Erasmus değişim programıyla Belçika, Finlandiya ve Çek Cumhuriyeti’ndeki üniversitelerde bir dönem okuyan 3 Türk öğrenciyle konuştuk. Türkiye ile Avrupa’daki gazetecilik eğitimini karşılaştıran bu öğrencilerin anlattıklarından ve Portekiz’de Erasmus yaparken bizzat gördüklerimden yola çıkarsak ülkemizde 4 temel sorun var:
-
Hiyerarşi, derinlikli tartışmaların önünde engel oluşturuyor.
-
Ezbercilik, teorik konuların içselleştirilmesini engelliyor.
-
Ders içerikleri güncellikten uzak.
-
Pratik çalışmalar yüzeysel.
Çek Cumhuriyeti’ndeki Prag Metropolitan Üniversitesi‘nin Medya Çalışmaları bölümünde Erasmus öğrenim hareketliliğini gerçekleştiren Ozan Acıdere, aldığı derslerin tamamının teorik olduğunu belirtiyor:
- Erasmus öğrenimim sırasında “Fotoğrafta Göstergebilim” ve “Medya Kuramı” gibi gazeteciliği besleyen teorik dersler aldım. Bu dersler medyayı okumama yardımcı oldu. Ege Üniversitesi’nde de benzer konuda seçmeli dersler vardı ama bana göre kaynakların Türkçeleştirilmesi, uzmanlık derslerinin uzman kişiler tarafından verilmemesi ve sınav sistemi bu derslerde teorik olarak derinleşememeye sebep oluyor.

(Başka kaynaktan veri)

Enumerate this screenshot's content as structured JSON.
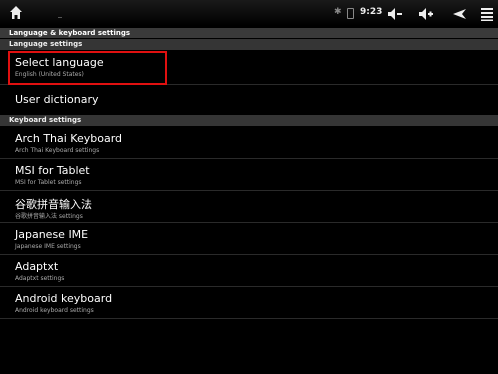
{
  "status": {
    "time": "9:23"
  },
  "title": "Language & keyboard settings",
  "sections": {
    "language": "Language settings",
    "keyboard": "Keyboard settings"
  },
  "items": [
    {
      "title": "Select language",
      "summary": "English (United States)"
    },
    {
      "title": "User dictionary",
      "summary": ""
    },
    {
      "title": "Arch Thai Keyboard",
      "summary": "Arch Thai Keyboard settings"
    },
    {
      "title": "MSI for Tablet",
      "summary": "MSI for Tablet settings"
    },
    {
      "title": "谷歌拼音输入法",
      "summary": "谷歌拼音输入法 settings"
    },
    {
      "title": "Japanese IME",
      "summary": "Japanese IME settings"
    },
    {
      "title": "Adaptxt",
      "summary": "Adaptxt settings"
    },
    {
      "title": "Android keyboard",
      "summary": "Android keyboard settings"
    }
  ],
  "highlight_color": "#e01010",
  "icons": [
    "home-icon",
    "bluetooth-icon",
    "battery-icon",
    "volume-down-icon",
    "volume-up-icon",
    "back-icon",
    "menu-icon"
  ]
}
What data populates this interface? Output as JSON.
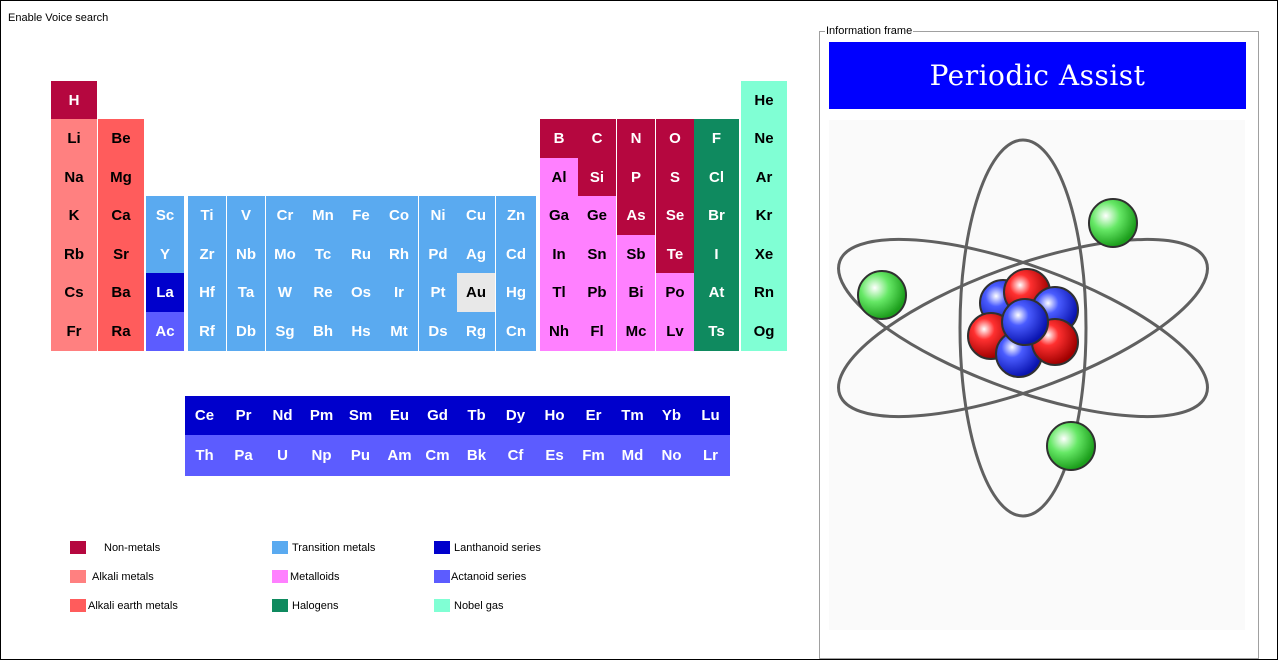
{
  "app": {
    "voice_search_label": "Enable Voice search",
    "info_frame_label": "Information frame",
    "title": "Periodic Assist"
  },
  "colors": {
    "nonmetal": "#b5073f",
    "alkali": "#ff8080",
    "alkaline_earth": "#ff5c5c",
    "transition": "#5aaaf0",
    "metalloid": "#ff80ff",
    "halogen": "#0f8a5f",
    "noble": "#80ffd4",
    "lanthanoid": "#0000cc",
    "actinoid": "#5c5cff",
    "selected": "#e8e8e8"
  },
  "elements": [
    {
      "sym": "H",
      "row": 1,
      "col": 1,
      "cat": "nonmetal"
    },
    {
      "sym": "He",
      "row": 1,
      "col": 18,
      "cat": "noble"
    },
    {
      "sym": "Li",
      "row": 2,
      "col": 1,
      "cat": "alkali"
    },
    {
      "sym": "Be",
      "row": 2,
      "col": 2,
      "cat": "alkaline_earth"
    },
    {
      "sym": "B",
      "row": 2,
      "col": 13,
      "cat": "nonmetal"
    },
    {
      "sym": "C",
      "row": 2,
      "col": 14,
      "cat": "nonmetal"
    },
    {
      "sym": "N",
      "row": 2,
      "col": 15,
      "cat": "nonmetal"
    },
    {
      "sym": "O",
      "row": 2,
      "col": 16,
      "cat": "nonmetal"
    },
    {
      "sym": "F",
      "row": 2,
      "col": 17,
      "cat": "halogen"
    },
    {
      "sym": "Ne",
      "row": 2,
      "col": 18,
      "cat": "noble"
    },
    {
      "sym": "Na",
      "row": 3,
      "col": 1,
      "cat": "alkali"
    },
    {
      "sym": "Mg",
      "row": 3,
      "col": 2,
      "cat": "alkaline_earth"
    },
    {
      "sym": "Al",
      "row": 3,
      "col": 13,
      "cat": "metalloid"
    },
    {
      "sym": "Si",
      "row": 3,
      "col": 14,
      "cat": "nonmetal"
    },
    {
      "sym": "P",
      "row": 3,
      "col": 15,
      "cat": "nonmetal"
    },
    {
      "sym": "S",
      "row": 3,
      "col": 16,
      "cat": "nonmetal"
    },
    {
      "sym": "Cl",
      "row": 3,
      "col": 17,
      "cat": "halogen"
    },
    {
      "sym": "Ar",
      "row": 3,
      "col": 18,
      "cat": "noble"
    },
    {
      "sym": "K",
      "row": 4,
      "col": 1,
      "cat": "alkali"
    },
    {
      "sym": "Ca",
      "row": 4,
      "col": 2,
      "cat": "alkaline_earth"
    },
    {
      "sym": "Sc",
      "row": 4,
      "col": 3,
      "cat": "transition"
    },
    {
      "sym": "Ti",
      "row": 4,
      "col": 4,
      "cat": "transition"
    },
    {
      "sym": "V",
      "row": 4,
      "col": 5,
      "cat": "transition"
    },
    {
      "sym": "Cr",
      "row": 4,
      "col": 6,
      "cat": "transition"
    },
    {
      "sym": "Mn",
      "row": 4,
      "col": 7,
      "cat": "transition"
    },
    {
      "sym": "Fe",
      "row": 4,
      "col": 8,
      "cat": "transition"
    },
    {
      "sym": "Co",
      "row": 4,
      "col": 9,
      "cat": "transition"
    },
    {
      "sym": "Ni",
      "row": 4,
      "col": 10,
      "cat": "transition"
    },
    {
      "sym": "Cu",
      "row": 4,
      "col": 11,
      "cat": "transition"
    },
    {
      "sym": "Zn",
      "row": 4,
      "col": 12,
      "cat": "transition"
    },
    {
      "sym": "Ga",
      "row": 4,
      "col": 13,
      "cat": "metalloid"
    },
    {
      "sym": "Ge",
      "row": 4,
      "col": 14,
      "cat": "metalloid"
    },
    {
      "sym": "As",
      "row": 4,
      "col": 15,
      "cat": "nonmetal"
    },
    {
      "sym": "Se",
      "row": 4,
      "col": 16,
      "cat": "nonmetal"
    },
    {
      "sym": "Br",
      "row": 4,
      "col": 17,
      "cat": "halogen"
    },
    {
      "sym": "Kr",
      "row": 4,
      "col": 18,
      "cat": "noble"
    },
    {
      "sym": "Rb",
      "row": 5,
      "col": 1,
      "cat": "alkali"
    },
    {
      "sym": "Sr",
      "row": 5,
      "col": 2,
      "cat": "alkaline_earth"
    },
    {
      "sym": "Y",
      "row": 5,
      "col": 3,
      "cat": "transition"
    },
    {
      "sym": "Zr",
      "row": 5,
      "col": 4,
      "cat": "transition"
    },
    {
      "sym": "Nb",
      "row": 5,
      "col": 5,
      "cat": "transition"
    },
    {
      "sym": "Mo",
      "row": 5,
      "col": 6,
      "cat": "transition"
    },
    {
      "sym": "Tc",
      "row": 5,
      "col": 7,
      "cat": "transition"
    },
    {
      "sym": "Ru",
      "row": 5,
      "col": 8,
      "cat": "transition"
    },
    {
      "sym": "Rh",
      "row": 5,
      "col": 9,
      "cat": "transition"
    },
    {
      "sym": "Pd",
      "row": 5,
      "col": 10,
      "cat": "transition"
    },
    {
      "sym": "Ag",
      "row": 5,
      "col": 11,
      "cat": "transition"
    },
    {
      "sym": "Cd",
      "row": 5,
      "col": 12,
      "cat": "transition"
    },
    {
      "sym": "In",
      "row": 5,
      "col": 13,
      "cat": "metalloid"
    },
    {
      "sym": "Sn",
      "row": 5,
      "col": 14,
      "cat": "metalloid"
    },
    {
      "sym": "Sb",
      "row": 5,
      "col": 15,
      "cat": "metalloid"
    },
    {
      "sym": "Te",
      "row": 5,
      "col": 16,
      "cat": "nonmetal"
    },
    {
      "sym": "I",
      "row": 5,
      "col": 17,
      "cat": "halogen"
    },
    {
      "sym": "Xe",
      "row": 5,
      "col": 18,
      "cat": "noble"
    },
    {
      "sym": "Cs",
      "row": 6,
      "col": 1,
      "cat": "alkali"
    },
    {
      "sym": "Ba",
      "row": 6,
      "col": 2,
      "cat": "alkaline_earth"
    },
    {
      "sym": "La",
      "row": 6,
      "col": 3,
      "cat": "lanthanoid"
    },
    {
      "sym": "Hf",
      "row": 6,
      "col": 4,
      "cat": "transition"
    },
    {
      "sym": "Ta",
      "row": 6,
      "col": 5,
      "cat": "transition"
    },
    {
      "sym": "W",
      "row": 6,
      "col": 6,
      "cat": "transition"
    },
    {
      "sym": "Re",
      "row": 6,
      "col": 7,
      "cat": "transition"
    },
    {
      "sym": "Os",
      "row": 6,
      "col": 8,
      "cat": "transition"
    },
    {
      "sym": "Ir",
      "row": 6,
      "col": 9,
      "cat": "transition"
    },
    {
      "sym": "Pt",
      "row": 6,
      "col": 10,
      "cat": "transition"
    },
    {
      "sym": "Au",
      "row": 6,
      "col": 11,
      "cat": "selected"
    },
    {
      "sym": "Hg",
      "row": 6,
      "col": 12,
      "cat": "transition"
    },
    {
      "sym": "Tl",
      "row": 6,
      "col": 13,
      "cat": "metalloid"
    },
    {
      "sym": "Pb",
      "row": 6,
      "col": 14,
      "cat": "metalloid"
    },
    {
      "sym": "Bi",
      "row": 6,
      "col": 15,
      "cat": "metalloid"
    },
    {
      "sym": "Po",
      "row": 6,
      "col": 16,
      "cat": "metalloid"
    },
    {
      "sym": "At",
      "row": 6,
      "col": 17,
      "cat": "halogen"
    },
    {
      "sym": "Rn",
      "row": 6,
      "col": 18,
      "cat": "noble"
    },
    {
      "sym": "Fr",
      "row": 7,
      "col": 1,
      "cat": "alkali"
    },
    {
      "sym": "Ra",
      "row": 7,
      "col": 2,
      "cat": "alkaline_earth"
    },
    {
      "sym": "Ac",
      "row": 7,
      "col": 3,
      "cat": "actinoid"
    },
    {
      "sym": "Rf",
      "row": 7,
      "col": 4,
      "cat": "transition"
    },
    {
      "sym": "Db",
      "row": 7,
      "col": 5,
      "cat": "transition"
    },
    {
      "sym": "Sg",
      "row": 7,
      "col": 6,
      "cat": "transition"
    },
    {
      "sym": "Bh",
      "row": 7,
      "col": 7,
      "cat": "transition"
    },
    {
      "sym": "Hs",
      "row": 7,
      "col": 8,
      "cat": "transition"
    },
    {
      "sym": "Mt",
      "row": 7,
      "col": 9,
      "cat": "transition"
    },
    {
      "sym": "Ds",
      "row": 7,
      "col": 10,
      "cat": "transition"
    },
    {
      "sym": "Rg",
      "row": 7,
      "col": 11,
      "cat": "transition"
    },
    {
      "sym": "Cn",
      "row": 7,
      "col": 12,
      "cat": "transition"
    },
    {
      "sym": "Nh",
      "row": 7,
      "col": 13,
      "cat": "metalloid"
    },
    {
      "sym": "Fl",
      "row": 7,
      "col": 14,
      "cat": "metalloid"
    },
    {
      "sym": "Mc",
      "row": 7,
      "col": 15,
      "cat": "metalloid"
    },
    {
      "sym": "Lv",
      "row": 7,
      "col": 16,
      "cat": "metalloid"
    },
    {
      "sym": "Ts",
      "row": 7,
      "col": 17,
      "cat": "halogen"
    },
    {
      "sym": "Og",
      "row": 7,
      "col": 18,
      "cat": "noble"
    }
  ],
  "lanthanoids": [
    "Ce",
    "Pr",
    "Nd",
    "Pm",
    "Sm",
    "Eu",
    "Gd",
    "Tb",
    "Dy",
    "Ho",
    "Er",
    "Tm",
    "Yb",
    "Lu"
  ],
  "actinoids": [
    "Th",
    "Pa",
    "U",
    "Np",
    "Pu",
    "Am",
    "Cm",
    "Bk",
    "Cf",
    "Es",
    "Fm",
    "Md",
    "No",
    "Lr"
  ],
  "legend": [
    {
      "label": " Non-metals",
      "cat": "nonmetal"
    },
    {
      "label": "Alkali metals",
      "cat": "alkali"
    },
    {
      "label": "Alkali earth metals",
      "cat": "alkaline_earth"
    },
    {
      "label": "Transition metals",
      "cat": "transition"
    },
    {
      "label": "Metalloids",
      "cat": "metalloid"
    },
    {
      "label": "Halogens",
      "cat": "halogen"
    },
    {
      "label": "Lanthanoid series",
      "cat": "lanthanoid"
    },
    {
      "label": "Actanoid series",
      "cat": "actinoid"
    },
    {
      "label": "Nobel gas",
      "cat": "noble"
    }
  ]
}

Acıdere, Erasmus’un kendisini daha donanımlı bir gazetecilik öğrencisine dönüştürdüğünü, Türkiye’de aynı isimde alabileceği derslerin ona farklı bir yaklaşımla işlenebileceğini gösterdiğini belirtiyor. Ona göre Türkiye’de sosyal bilimler bölümlerinde hocalar, “bir sorunun tek bir doğru cevabı olduğunu” dayatıyor. Bu yüzden öğrenciler konuya dair kendi argümanlarını geliştiremiyor:
- Ege Üniversitesi gibi ortalama üniversitelerde dersi veren hoca duymak istediği cevabı öğrencilerden bekliyor, oysa konuya farklı bir şekilde yaklaşarak o bakış açısını destekleyen bir argümantasyon geliştirdiğinde doğru cevap diye bir şey yoktur. Erasmus’ta aldığım derslerde belli bir konuya dair kendi yaklaşımımı ortaya koyabilmek ve konuyu irdeleyebilmek benim için daha serbest bir öğrenme alanı yarattı.
Erasmus deneyimi sırasında gözlemlediği öğretmen-öğrenci ilişkisine dikkat çeken Acıdere, “bilgi hiyerarşisinin hissedilmediği bir öğrenme ortamında” gelişen tartışmaların derinleşebildiğini düşünüyor.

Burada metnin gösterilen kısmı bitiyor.